Когда подняли якорь, в толпу на спардеке вошли молодые, французы. И, заглядевшись на них, я не заметил, как поплыли кровли и купола Стамбула.
По глянцевитой мраморно-голубой воде черными кругами, показывая перо, шли дельфины. Утренние пары таяли в тепле и свете, но даль еще терялась в матовом тумане.
За мысом дорогу перерезал колесный пакебот, переполненный фесками, и, мелькнув, обдал теплым дымом. Старые стены дворца Константина и цветущие сады Сераля дремали, пригретые солнцем. В оврагах алело искривленное иудино дерево. Бледно-розовые минареты Софии уносились в небо…
Извиваясь, протянулись, вслед за Сералем, стены Феодосия, полчища кипарисов в Полях Мертвых… Стены кончились руиной Семибашенного замка… И сиренево-серый очерк Стамбула стал уменьшаться и таять. Справа шли обрывы плоского прибрежья, цвета пемзы. А налево, до нежно-туманной сини Принцевых островов, и впереди, до еще более туманных гор Азии, все шире разбегались сияющие среди утреннего пара заливы. Над их необозримой гладью кое-где висели дымки невидных пароходов…
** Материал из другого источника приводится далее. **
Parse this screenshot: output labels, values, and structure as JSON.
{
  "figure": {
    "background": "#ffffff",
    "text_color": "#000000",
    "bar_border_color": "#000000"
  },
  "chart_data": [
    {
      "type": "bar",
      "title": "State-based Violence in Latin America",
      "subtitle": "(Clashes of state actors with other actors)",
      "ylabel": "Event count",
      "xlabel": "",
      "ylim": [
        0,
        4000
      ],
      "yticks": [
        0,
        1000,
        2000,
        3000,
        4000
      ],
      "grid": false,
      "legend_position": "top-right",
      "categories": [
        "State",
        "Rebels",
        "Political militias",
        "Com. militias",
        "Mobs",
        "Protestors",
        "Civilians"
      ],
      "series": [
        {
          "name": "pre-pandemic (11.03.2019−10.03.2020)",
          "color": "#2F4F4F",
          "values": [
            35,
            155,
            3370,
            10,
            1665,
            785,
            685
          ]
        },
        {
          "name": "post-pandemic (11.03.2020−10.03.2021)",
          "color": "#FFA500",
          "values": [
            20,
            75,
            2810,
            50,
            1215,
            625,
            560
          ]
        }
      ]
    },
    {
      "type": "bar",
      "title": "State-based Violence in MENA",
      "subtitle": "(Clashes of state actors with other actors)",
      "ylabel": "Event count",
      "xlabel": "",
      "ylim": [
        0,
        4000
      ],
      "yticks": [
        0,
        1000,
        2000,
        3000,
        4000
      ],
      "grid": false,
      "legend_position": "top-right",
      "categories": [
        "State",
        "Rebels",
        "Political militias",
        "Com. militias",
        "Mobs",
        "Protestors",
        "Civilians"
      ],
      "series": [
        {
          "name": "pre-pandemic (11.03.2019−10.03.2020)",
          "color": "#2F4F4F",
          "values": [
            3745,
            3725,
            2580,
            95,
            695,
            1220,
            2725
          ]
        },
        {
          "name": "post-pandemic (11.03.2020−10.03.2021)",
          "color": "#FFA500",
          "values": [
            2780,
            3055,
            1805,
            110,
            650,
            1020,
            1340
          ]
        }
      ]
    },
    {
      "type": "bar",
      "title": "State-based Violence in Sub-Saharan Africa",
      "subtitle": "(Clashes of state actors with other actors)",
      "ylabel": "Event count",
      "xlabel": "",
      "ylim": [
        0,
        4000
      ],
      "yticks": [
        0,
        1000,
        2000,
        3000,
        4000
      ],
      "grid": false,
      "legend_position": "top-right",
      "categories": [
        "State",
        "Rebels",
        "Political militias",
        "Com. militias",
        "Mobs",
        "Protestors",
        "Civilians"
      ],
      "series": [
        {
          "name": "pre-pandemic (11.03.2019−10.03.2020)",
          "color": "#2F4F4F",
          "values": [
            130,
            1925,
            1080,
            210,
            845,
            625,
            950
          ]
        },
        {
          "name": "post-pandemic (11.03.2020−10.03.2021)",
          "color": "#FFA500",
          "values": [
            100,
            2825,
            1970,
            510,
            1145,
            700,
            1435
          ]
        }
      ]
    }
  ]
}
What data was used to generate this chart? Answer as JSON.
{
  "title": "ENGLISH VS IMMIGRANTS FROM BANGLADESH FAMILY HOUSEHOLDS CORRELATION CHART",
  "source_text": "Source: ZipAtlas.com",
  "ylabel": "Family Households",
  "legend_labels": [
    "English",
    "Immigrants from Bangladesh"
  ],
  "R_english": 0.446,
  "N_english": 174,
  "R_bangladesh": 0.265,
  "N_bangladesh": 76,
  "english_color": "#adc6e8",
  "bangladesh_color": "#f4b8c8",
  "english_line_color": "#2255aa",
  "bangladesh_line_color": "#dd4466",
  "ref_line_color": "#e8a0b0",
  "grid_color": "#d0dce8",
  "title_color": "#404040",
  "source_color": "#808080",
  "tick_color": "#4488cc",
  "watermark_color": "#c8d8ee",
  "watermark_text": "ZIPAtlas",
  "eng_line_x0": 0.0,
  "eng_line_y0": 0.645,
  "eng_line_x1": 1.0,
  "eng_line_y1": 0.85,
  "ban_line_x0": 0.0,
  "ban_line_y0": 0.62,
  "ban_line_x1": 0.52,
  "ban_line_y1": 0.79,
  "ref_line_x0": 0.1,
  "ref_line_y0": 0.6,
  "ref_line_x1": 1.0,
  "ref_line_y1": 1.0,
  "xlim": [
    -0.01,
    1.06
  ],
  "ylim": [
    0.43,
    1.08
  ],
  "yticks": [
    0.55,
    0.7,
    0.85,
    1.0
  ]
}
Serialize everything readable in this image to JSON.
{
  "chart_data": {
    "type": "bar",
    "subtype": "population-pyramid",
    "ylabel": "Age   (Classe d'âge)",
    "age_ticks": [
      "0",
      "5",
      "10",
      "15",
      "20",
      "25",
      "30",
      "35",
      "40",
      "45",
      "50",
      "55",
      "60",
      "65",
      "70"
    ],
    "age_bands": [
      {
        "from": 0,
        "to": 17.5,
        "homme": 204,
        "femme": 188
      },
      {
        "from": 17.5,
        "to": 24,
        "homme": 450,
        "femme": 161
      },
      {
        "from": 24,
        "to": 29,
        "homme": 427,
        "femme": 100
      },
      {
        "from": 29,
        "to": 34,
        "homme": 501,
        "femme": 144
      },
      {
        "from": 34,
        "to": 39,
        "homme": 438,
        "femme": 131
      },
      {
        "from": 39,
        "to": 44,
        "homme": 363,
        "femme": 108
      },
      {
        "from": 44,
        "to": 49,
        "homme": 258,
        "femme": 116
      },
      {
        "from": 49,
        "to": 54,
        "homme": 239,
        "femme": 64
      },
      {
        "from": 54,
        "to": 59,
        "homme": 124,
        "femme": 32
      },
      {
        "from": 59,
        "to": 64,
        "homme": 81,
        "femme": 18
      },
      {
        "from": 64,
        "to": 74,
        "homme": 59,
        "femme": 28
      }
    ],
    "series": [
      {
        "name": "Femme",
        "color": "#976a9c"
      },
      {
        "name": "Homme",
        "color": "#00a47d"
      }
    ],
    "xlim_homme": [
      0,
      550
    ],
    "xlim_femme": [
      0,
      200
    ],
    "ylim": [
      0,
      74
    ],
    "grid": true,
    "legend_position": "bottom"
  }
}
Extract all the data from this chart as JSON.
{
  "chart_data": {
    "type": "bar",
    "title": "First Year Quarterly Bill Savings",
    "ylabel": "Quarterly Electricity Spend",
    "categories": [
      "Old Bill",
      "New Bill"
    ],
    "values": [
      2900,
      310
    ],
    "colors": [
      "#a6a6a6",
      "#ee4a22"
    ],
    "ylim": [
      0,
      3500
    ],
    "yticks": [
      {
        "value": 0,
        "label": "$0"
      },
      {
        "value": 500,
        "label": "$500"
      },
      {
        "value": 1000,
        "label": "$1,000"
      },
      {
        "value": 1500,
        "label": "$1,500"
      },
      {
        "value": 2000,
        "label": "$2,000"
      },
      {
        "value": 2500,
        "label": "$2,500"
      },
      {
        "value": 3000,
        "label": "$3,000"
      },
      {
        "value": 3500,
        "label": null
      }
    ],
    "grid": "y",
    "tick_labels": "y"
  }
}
Нижние палубы, заваленные грузом в Пирей и Александрию, наполняли фески и верблюжьи куртки, ласково-застенчивые улыбки и блестящие зубы, карие глаза и гортанный говор. Белыми коконами сидели на коврах закутанные женщины. Мечтательно играли четками хаджи в чалмах и халатах. Пели, пили мастику, страстно спорили и бились в кости греки, похожие на плохеньких итальянцев. Седобородый еврей в люстриновом пальто, в черной непримятой шляпе на затылок, с пейсами и поднятыми бровями, ел, уединенно сидя на крышке трюма, маслины с белым хлебом и обсасывал пальцы. В проходах несло кухонным чадом, теплом из стальной утробы мерно работающей машины, бегали белые повара с помоями. Наверху было чисто, просторно и солнечно.
Надо было надвигать на глаза фуражку, глядя на ослепительный блеск под левым бортом. За этим блеском расстилались и как будто наклонно скользили вдаль, в чуть видной Азии, зеркала Кианского залива. В миле, в полумиле от нас проходили итальянские и греческие грузовики с низкими бортами и голыми мачтами. Медленно, стройно и плавно тянулись в Стамбул, раскинувшись по всему морю, парусные барки. Одна бригантина прошла так близко, что вся закачалась и закланялась, попав в волну от парохода, и ярко озарила нас парусами. Под их серебристой тенью бежал загорелый человек в полосатой фуфайке. А зеленый хрусталь под бригантиной был так прозрачен, что видно было все дно ее.
Ют загромождали тюки прессованного сена. Матросы натягивали над ними тент. Близился полдень, и в проходах между сеном уже стоял жаркий сладковатый запах степи.
За завтраком в кают-компании открыли все иллюминаторы. По белому низкому потолку переливались зеркальные змеи, отраженные из-под левого борта водою и солнцем.
Часа в два слева заголубели каменистые прибережья древней Фригии. Близко прошла дикая горбина острова Марморы, и было весело смотреть на его блиставшие над водой обрывы, на сероватую зелень, покрывавшую его ребра и скаты, на белые точки какого-то селенья, рассыпанного в одной из его впадин.
Очень близко прошел перед вечером и Галлиполи, желтевший на пустынных обрывах справа.
В темноте, усеянной зоркими огнями, осторожно пропустила нас теснина Дарданелл.
Троя, Скамандр, Холмы Ахиллеса – сколько прелести в этих звуках! Равнина Скамандра серебрилась в эту ночь легким туманом и печальным лунным светом. Я видел ее смутно… Но это была уже Греция.
Шерстяная вишневая занавеска на открытом иллюминаторе в моей каюте стала утром, против солнца, прозрачно-красной. Сладкий ветер ходил по каюте. Быстро одевшись, я выбежал на недавно вымытую, еще темную палубу.
Был опять тонкий пар, полный блеска, легкий, влажный воздух. Но море было уже не то. Это было густое сине-лиловое масло. И впереди и влево по его равнине таяли в светлой дымке фиолетовые силуэты Архипелага. А направо тянулись зелено-сиреневые горы: Эвбея.
И все утро выгибалась мимо нас эта каменистая страна, вся в складках, как кожа бегемота. А позднее, когда солнце уже жгло плечи и я с изумлением глядел на это горящее масло, лизавшее пароход и порою плескавшее языками бирюзового пламени, открылись, наконец, «пустынные горы» Гимета.